When Carol’s landlord raised her rent, we decided to get a place together. I was frightened by how quickly things were moving, but excited finally to get away from graduate-student housing — an ex-project crammed with small apartments chopped into smaller ones, with door hinges stiff from countless coats of paint and hallways echoing with the lonely bleats of video games. Carol and I couldn’t afford much, but after a few weeks we found a one-bed in Carroll Gardens that her salary and my stipend could just about cover. I’d got used to living in Manhattan, and the two-train subway ride seemed to take an age. But the apartment was clean, with high ceilings and two real rooms. And the neighbourhood was safe and grown-up feeling: neat streets of four- and five-floor walk-ups with children’s bikes chained to railings. We unboxed our clothes and positioned our furniture, hung our pictures on the walls and set up the cable. On weekends, we scoured flea markets and came back with a suite of French lamps, a cut-price Moroccan rug with cigarette burns at the edges.

Before long, though, it became apparent that we had gotten in over our heads. We could no longer conceal the habits and tempers we’d managed until then to keep hidden from one another, and it turned out that we’d been over-optimistic about our finances. When a fellowship I’d been banking on failed to materialize, Carol had to call her sister for a loan. The sister was five years older, and married in New Jersey. She stared at me hard over a plate of ribs in a barbecue place near Penn Station, dabbled her fingers in a bowl of lemon water and asked Carol when she was planning to call their father. He, I’d gathered, was a dry drunk who had raised them both alone upstate and never quite forgiven either of them for leaving. Carol nodded her head, sipped a glass of water and made a promise I knew she had no intention of keeping. Right then, I wanted to take her by the hand and run with her out of the restaurant and keep running.

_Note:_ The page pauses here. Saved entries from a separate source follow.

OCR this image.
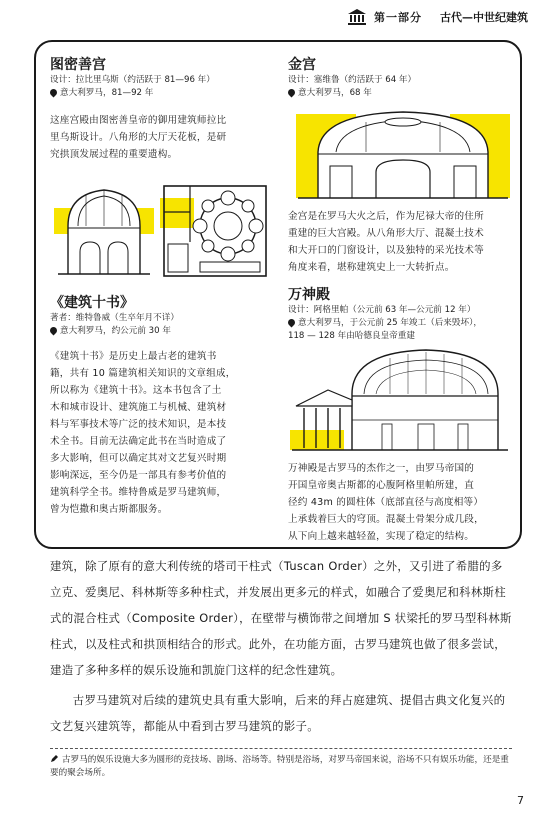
第一部分 古代—中世纪建筑
图密善宫
设计：拉比里乌斯（约活跃于 81—96 年）
意大利罗马，81—92 年
这座宫殿由图密善皇帝的御用建筑师拉比
里乌斯设计。八角形的大厅天花板，是研
究拱顶发展过程的重要遗构。
《建筑十书》
著者：维特鲁威（生卒年月不详）
意大利罗马，约公元前 30 年
《建筑十书》是历史上最古老的建筑书
籍，共有 10 篇建筑相关知识的文章组成，
所以称为《建筑十书》。这本书包含了土
木和城市设计、建筑施工与机械、建筑材
料与军事技术等广泛的技术知识，是本技
术全书。目前无法确定此书在当时造成了
多大影响，但可以确定其对文艺复兴时期
影响深远，至今仍是一部具有参考价值的
建筑科学全书。维特鲁威是罗马建筑师，
曾为恺撒和奥古斯都服务。
金宫
设计：塞维鲁（约活跃于 64 年）
意大利罗马，68 年
金宫是在罗马大火之后，作为尼禄大帝的住所
重建的巨大宫殿。从八角形大厅、混凝土技术
和大开口的门窗设计，以及独特的采光技术等
角度来看，堪称建筑史上一大转折点。
万神殿
设计：阿格里帕（公元前 63 年—公元前 12 年）
意大利罗马，于公元前 25 年竣工（后来毁坏），
118 — 128 年由哈德良皇帝重建
万神殿是古罗马的杰作之一，由罗马帝国的
开国皇帝奥古斯都的心腹阿格里帕所建，直
径约 43m 的圆柱体（底部直径与高度相等）
上承载着巨大的穹顶。混凝土骨架分成几段，
从下向上越来越轻盈，实现了稳定的结构。

建筑，除了原有的意大利传统的塔司干柱式（Tuscan Order）之外，又引进了希腊的多立克、爱奥尼、科林斯等多种柱式，并发展出更多元的样式，如融合了爱奥尼和科林斯柱式的混合柱式（Composite Order），在壁带与横饰带之间增加 S 状梁托的罗马型科林斯柱式，以及柱式和拱顶相结合的形式。此外，在功能方面，古罗马建筑也做了很多尝试，建造了多种多样的娱乐设施和凯旋门这样的纪念性建筑。

古罗马建筑对后续的建筑史具有重大影响，后来的拜占庭建筑、提倡古典文化复兴的文艺复兴建筑等，都能从中看到古罗马建筑的影子。

古罗马的娱乐设施大多为圆形的竞技场、剧场、浴场等。特别是浴场，对罗马帝国来说，浴场不只有娱乐功能，还是重要的聚会场所。
7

Over the next few months, Carol’s job had her working sixty-hour weeks, while the qualifying exams for which I was preparing kept me in the library even longer. In the mornings, we kissed each other quickly with crumbs of sleep on our faces, and at night we sprawled on the couch too burned out to do much of anything else. She seldom laughed. We made plans to spend Saturday afternoons in the park together, then got into roaring fights on Friday evenings and spent whole weekends avoiding one another. On those days, I brooded over how, in such a short space of time, I had come so completely to depend on Carol, and wondered what I would do if she ever decided to cut me out of her life.